Ketua STAI Syarif Muhammad Raha, L. Irian dalam pidato wisudanya menyampaikan rasa bangga, haru, dan optimisme terhadap capaian para lulusan. Ia menyebut bahwa gelar yang disematkan hari ini bukan hanya hasil kerja keras individu, tetapi juga berkat dukungan semua pihak, terutama keluarga.

“Hari ini bukan sekadar seremoni kelulusan, tetapi titik awal dari pengabdian kalian sebagai sarjana muslim kepada masyarakat, agama, dan bangsa,” tegas L. Irian di hadapan para wisudawan dan undangan.

Dalam kesempatan tersebut, L. Irian menyampaikan secara khusus ucapan terima kasih dan penghargaan yang setinggi-tingginya kepada para orang tua dan wali wisudawan-wisudawati. Ia mengakui bahwa peran orang tua sangat vital dalam keberhasilan pendidikan anak-anak mereka.

“Kami berterima kasih kepada para orang tua yang telah mendidik anak-anaknya dengan penuh kasih sayang dan keteladanan, serta telah mempercayakan STAI Syarif Muhammad Raha sebagai tempat menempuh pendidikan hingga memperoleh gelar sarjana. Kepercayaan itu adalah amanah yang kami jaga dengan sepenuh hati,” ucapnya.

L. Irian juga menyampaikan apresiasi kepada Kopertais Wilayah VIII, yang selama ini menjadi mitra penting dalam proses pembinaan dan peningkatan mutu akademik kampus.

“Kopertais Wilayah VIII telah memberikan pelayanan dan pembinaan maksimal, menjadi pendorong utama bagi kemajuan institusi kami menuju kampus Islam yang berkualitas dan berdaya saing,” ungkapnya.

Di samping itu, Pemerintah Kabupaten Muna juga mendapat ucapan terima kasih atas kontribusinya dalam pengembangan kampus, terutama melalui dukungan pembebasan lahan yang kini menjadi aset resmi STAI Syarif Muhammad Raha.

“Ini adalah bentuk nyata komitmen pemerintah daerah dalam memajukan pendidikan tinggi Islam di daerah ini,” kata L. Irian.
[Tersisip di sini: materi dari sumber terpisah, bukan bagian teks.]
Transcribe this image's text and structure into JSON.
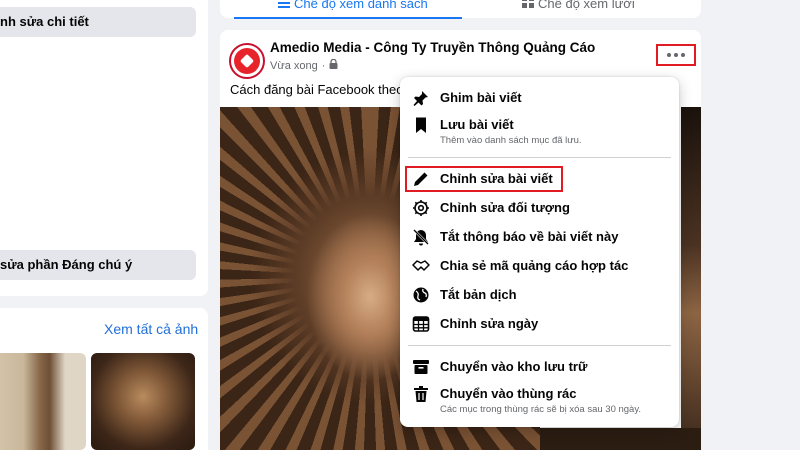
{
  "left": {
    "edit_details_button": "nh sửa chi tiết",
    "edit_featured_button": "sửa phần Đáng chú ý",
    "see_all_photos": "Xem tất cả ảnh"
  },
  "view_tabs": {
    "list_view": "Chế độ xem danh sách",
    "grid_view": "Chế độ xem lưới"
  },
  "post": {
    "page_name": "Amedio Media - Công Ty Truyền Thông Quảng Cáo",
    "timestamp": "Vừa xong",
    "separator": "·",
    "text": "Cách đăng bài Facebook theo đ"
  },
  "menu": {
    "items": [
      {
        "label": "Ghim bài viết",
        "icon": "pin-icon"
      },
      {
        "label": "Lưu bài viết",
        "sub": "Thêm vào danh sách mục đã lưu.",
        "icon": "bookmark-icon"
      },
      {
        "label": "Chỉnh sửa bài viết",
        "icon": "pencil-icon"
      },
      {
        "label": "Chỉnh sửa đối tượng",
        "icon": "gear-icon"
      },
      {
        "label": "Tắt thông báo về bài viết này",
        "icon": "bell-off-icon"
      },
      {
        "label": "Chia sẻ mã quảng cáo hợp tác",
        "icon": "handshake-icon"
      },
      {
        "label": "Tắt bản dịch",
        "icon": "globe-icon"
      },
      {
        "label": "Chỉnh sửa ngày",
        "icon": "calendar-icon"
      },
      {
        "label": "Chuyển vào kho lưu trữ",
        "icon": "archive-icon"
      },
      {
        "label": "Chuyển vào thùng rác",
        "sub": "Các mục trong thùng rác sẽ bị xóa sau 30 ngày.",
        "icon": "trash-icon"
      }
    ]
  },
  "colors": {
    "accent": "#1877f2",
    "highlight_border": "#e01b24",
    "link": "#216fdb"
  }
}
Ucapan terima kasih juga disampaikan kepada seluruh dosen, staf, dan civitas akademika yang telah aktif menjalankan tridharma perguruan tinggi pendidikan, penelitian, dan pengabdian kepada masyarakat yang menjadi tulang punggung eksistensi kampus selama ini.

“Kita bukan hanya mendidik untuk hari ini, tapi membentuk pemimpin masa depan yang berakhlak, berilmu, dan siap menjawab tantangan zaman,” tambahnya.

Menutup sambutannya, L. Irian mengajak para wisudawan dan wisudawati untuk menjaga nama baik almamater, mengamalkan ilmu di tengah masyarakat, serta terus meningkatkan kapasitas diri di berbagai bidang.

Acara wisuda ditutup dengan penyerahan ijazah secara simbolis, dan sesi foto. Tangis haru dan senyum kebanggaan menghiasi wajah para lulusan dan orang tua mereka, yang menyaksikan buah perjuangan panjang pendidikan berbuah manis.